Rich feature hierarchies for accurate object detection and semantic segmentation
Authors
Ross Girshick, Jeff Donahue, Trevor Darrell, Jitendra Malik
Abstract
Object detection performance, as measured on the canonical PASCAL VOC
dataset, has plateaued in the last few years. The best-performing methods are
complex ensemble systems that typically combine multiple low-level image
features with high-level context. In this paper, we propose a simple and
scalable detection algorithm that improves mean average precision (mAP) by more
than 30% relative to the previous best result on VOC 2012---achieving a mAP of
53.3%. Our approach combines two key insights: (1) one can apply high-capacity
convolutional neural networks (CNNs) to bottom-up region proposals in order to
localize and segment objects and (2) when labeled training data is scarce,
supervised pre-training for an auxiliary task, followed by domain-specific
fine-tuning, yields a significant performance boost.

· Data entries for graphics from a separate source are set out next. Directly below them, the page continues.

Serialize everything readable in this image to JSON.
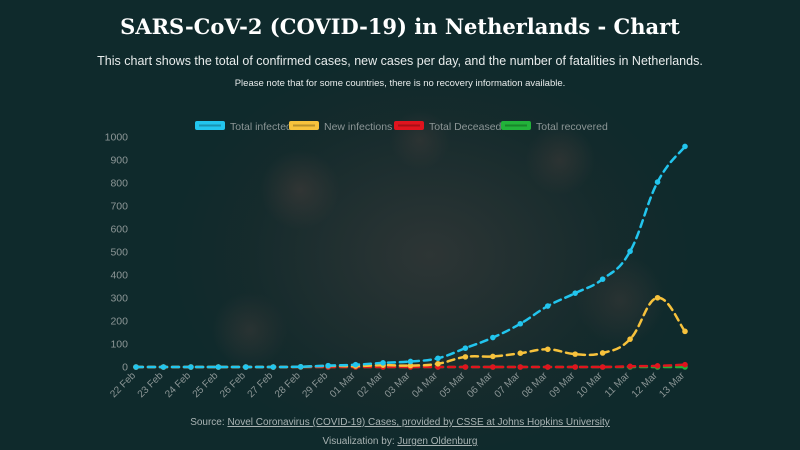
{
  "header": {
    "title": "SARS-CoV-2 (COVID-19) in Netherlands - Chart",
    "subtitle": "This chart shows the total of confirmed cases, new cases per day, and the number of fatalities in Netherlands.",
    "note": "Please note that for some countries, there is no recovery information available."
  },
  "footer": {
    "source_prefix": "Source: ",
    "source_link": "Novel Coronavirus (COVID-19) Cases, provided by CSSE at Johns Hopkins University",
    "credit_prefix": "Visualization by: ",
    "credit_link": "Jurgen Oldenburg"
  },
  "colors": {
    "background": "#0f2a2c",
    "total_infected": "#22c5ee",
    "new_infections": "#f7c23c",
    "total_deceased": "#e0141e",
    "total_recovered": "#22b33a",
    "axis_text": "#8c9696"
  },
  "chart_data": {
    "type": "line",
    "categories": [
      "22 Feb",
      "23 Feb",
      "24 Feb",
      "25 Feb",
      "26 Feb",
      "27 Feb",
      "28 Feb",
      "29 Feb",
      "01 Mar",
      "02 Mar",
      "03 Mar",
      "04 Mar",
      "05 Mar",
      "06 Mar",
      "07 Mar",
      "08 Mar",
      "09 Mar",
      "10 Mar",
      "11 Mar",
      "12 Mar",
      "13 Mar"
    ],
    "ylim": [
      0,
      1000
    ],
    "yticks": [
      0,
      100,
      200,
      300,
      400,
      500,
      600,
      700,
      800,
      900,
      1000
    ],
    "grid": false,
    "legend_position": "top",
    "series": [
      {
        "name": "Total infected",
        "color": "#22c5ee",
        "values": [
          0,
          0,
          0,
          0,
          0,
          0,
          1,
          6,
          10,
          18,
          24,
          38,
          82,
          128,
          188,
          265,
          321,
          382,
          503,
          804,
          959
        ]
      },
      {
        "name": "New infections",
        "color": "#f7c23c",
        "values": [
          0,
          0,
          0,
          0,
          0,
          0,
          1,
          5,
          4,
          8,
          6,
          14,
          44,
          46,
          60,
          77,
          56,
          61,
          121,
          301,
          155
        ]
      },
      {
        "name": "Total Deceased",
        "color": "#e0141e",
        "values": [
          0,
          0,
          0,
          0,
          0,
          0,
          0,
          0,
          0,
          0,
          0,
          0,
          0,
          0,
          0,
          0,
          0,
          0,
          3,
          5,
          10
        ]
      },
      {
        "name": "Total recovered",
        "color": "#22b33a",
        "values": [
          0,
          0,
          0,
          0,
          0,
          0,
          0,
          0,
          0,
          0,
          0,
          0,
          0,
          0,
          0,
          0,
          0,
          0,
          0,
          0,
          0
        ]
      }
    ]
  }
}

Since we combine region
proposals with CNNs, we call our method R-CNN: Regions with CNN features. We
also compare R-CNN to OverFeat, a recently proposed sliding-window detector
based on a similar CNN architecture. We find that R-CNN outperforms OverFeat by
a large margin on the 200-class ILSVRC2013 detection dataset. Source code for
the complete system is available at http://www.cs.berkeley.edu/~rbg/rcnn.